Re: web roaming robot (was: strategy for HTML spec?)
Tim Berners-Lee <timbl@www3.cern.ch>
Date: Thu, 14 Jan 93 09:41:13 +0100
From: Tim Berners-Lee <timbl@www3.cern.ch>
Message-id: <9301140841.AA00242@www3.cern.ch>
To: Thomas A. Fine <fine@cis.ohio-state.edu>
Subject: Re: web roaming robot (was: strategy for HTML spec?)
Cc: www-talk@nxoc01.cern.ch
Reply-To: timbl@nxoc01.cern.ch
Tom,
Great idea, LOTS of applications. Traversing a tree to a given depth
makes a book. Tony's WWWVeronica is a great idea -- particularly as
it can pick up WAIS indexes and Gopher and telent sites all together
and make a megaIndex of the whole scene!
Implementation ideas: The WWW library anchor object actually keeps
track of every anchor visited.
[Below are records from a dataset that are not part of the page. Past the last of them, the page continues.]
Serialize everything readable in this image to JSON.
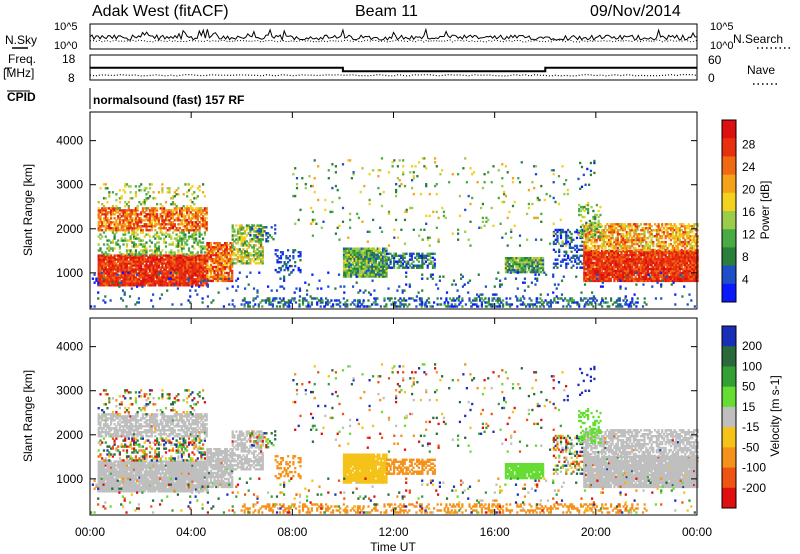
{
  "header": {
    "station": "Adak West (fitACF)",
    "beam": "Beam 11",
    "date": "09/Nov/2014"
  },
  "noise_panel": {
    "left_label": "N.Sky",
    "right_label": "N.Search",
    "left_ticks": [
      "10^5",
      "10^0"
    ],
    "right_ticks": [
      "10^5",
      "10^0"
    ]
  },
  "freq_panel": {
    "left_label": "Freq.",
    "left_unit": "[MHz]",
    "left_ticks": [
      "18",
      "8"
    ],
    "right_label": "Nave",
    "right_ticks": [
      "60",
      "0"
    ],
    "cpid_label": "CPID",
    "cpid_text": "normalsound (fast) 157 RF",
    "freq_steps": [
      {
        "from_hour": 0,
        "to_hour": 10,
        "mhz": 12.2
      },
      {
        "from_hour": 10,
        "to_hour": 18,
        "mhz": 10.2
      },
      {
        "from_hour": 18,
        "to_hour": 24,
        "mhz": 12.2
      }
    ]
  },
  "chart_data": [
    {
      "type": "heatmap",
      "name": "power",
      "ylabel": "Slant Range [km]",
      "yticks": [
        "1000",
        "2000",
        "3000",
        "4000"
      ],
      "ylim": [
        180,
        4650
      ],
      "colorbar_label": "Power [dB]",
      "colorbar_ticks": [
        "4",
        "8",
        "12",
        "16",
        "20",
        "24",
        "28"
      ],
      "color_levels": [
        "#0a1aff",
        "#1e4fc8",
        "#2a7f3a",
        "#4aab44",
        "#9bcc4a",
        "#f2d21c",
        "#f3a21a",
        "#ef6a12",
        "#e83010",
        "#dd1010"
      ]
    },
    {
      "type": "heatmap",
      "name": "velocity",
      "ylabel": "Slant Range [km]",
      "yticks": [
        "1000",
        "2000",
        "3000",
        "4000"
      ],
      "ylim": [
        180,
        4650
      ],
      "colorbar_label": "Velocity [m s-1]",
      "colorbar_ticks": [
        "200",
        "100",
        "50",
        "15",
        "-15",
        "-50",
        "-100",
        "-200"
      ],
      "color_levels": [
        "#1a2fb8",
        "#2a6a3a",
        "#33a034",
        "#66dd33",
        "#bfbfbf",
        "#f5c21a",
        "#f4921a",
        "#ee5512",
        "#e01010"
      ]
    }
  ],
  "xaxis": {
    "label": "Time UT",
    "ticks": [
      "00:00",
      "04:00",
      "08:00",
      "12:00",
      "16:00",
      "20:00",
      "00:00"
    ],
    "xlim_hours": [
      0,
      24
    ]
  },
  "colors": {
    "axis": "#000000",
    "background": "#ffffff",
    "ground_scatter": "#bfbfbf"
  }
}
It uses a hash table to speed up the
generation of new names. The HTAnchor_findParent or somesuch routine
find it if it exists otherwise creates it. You just need a return
code to tell you whether you have a new one or not, whether to
truncate the search there.
You could use the HTRules translation table for controlling the
domain of search. Useful things to do with the search are
1. list all references OUT of the domain from within it
For example, find all telnet sites listed in Hytelnet.
List all WAIS indexes mentioned in the Web's WAIS catalogue.
2. list all referencs within, depth-first, with depth indication
This can drive a book-making script
3. Apply command to everything within the domain
for checking
etc etc
I even wondered about putting the traverse code into the library do
that arbitrary browsers could use it. It would generate a hypertext
list of all objects found for example.
Tim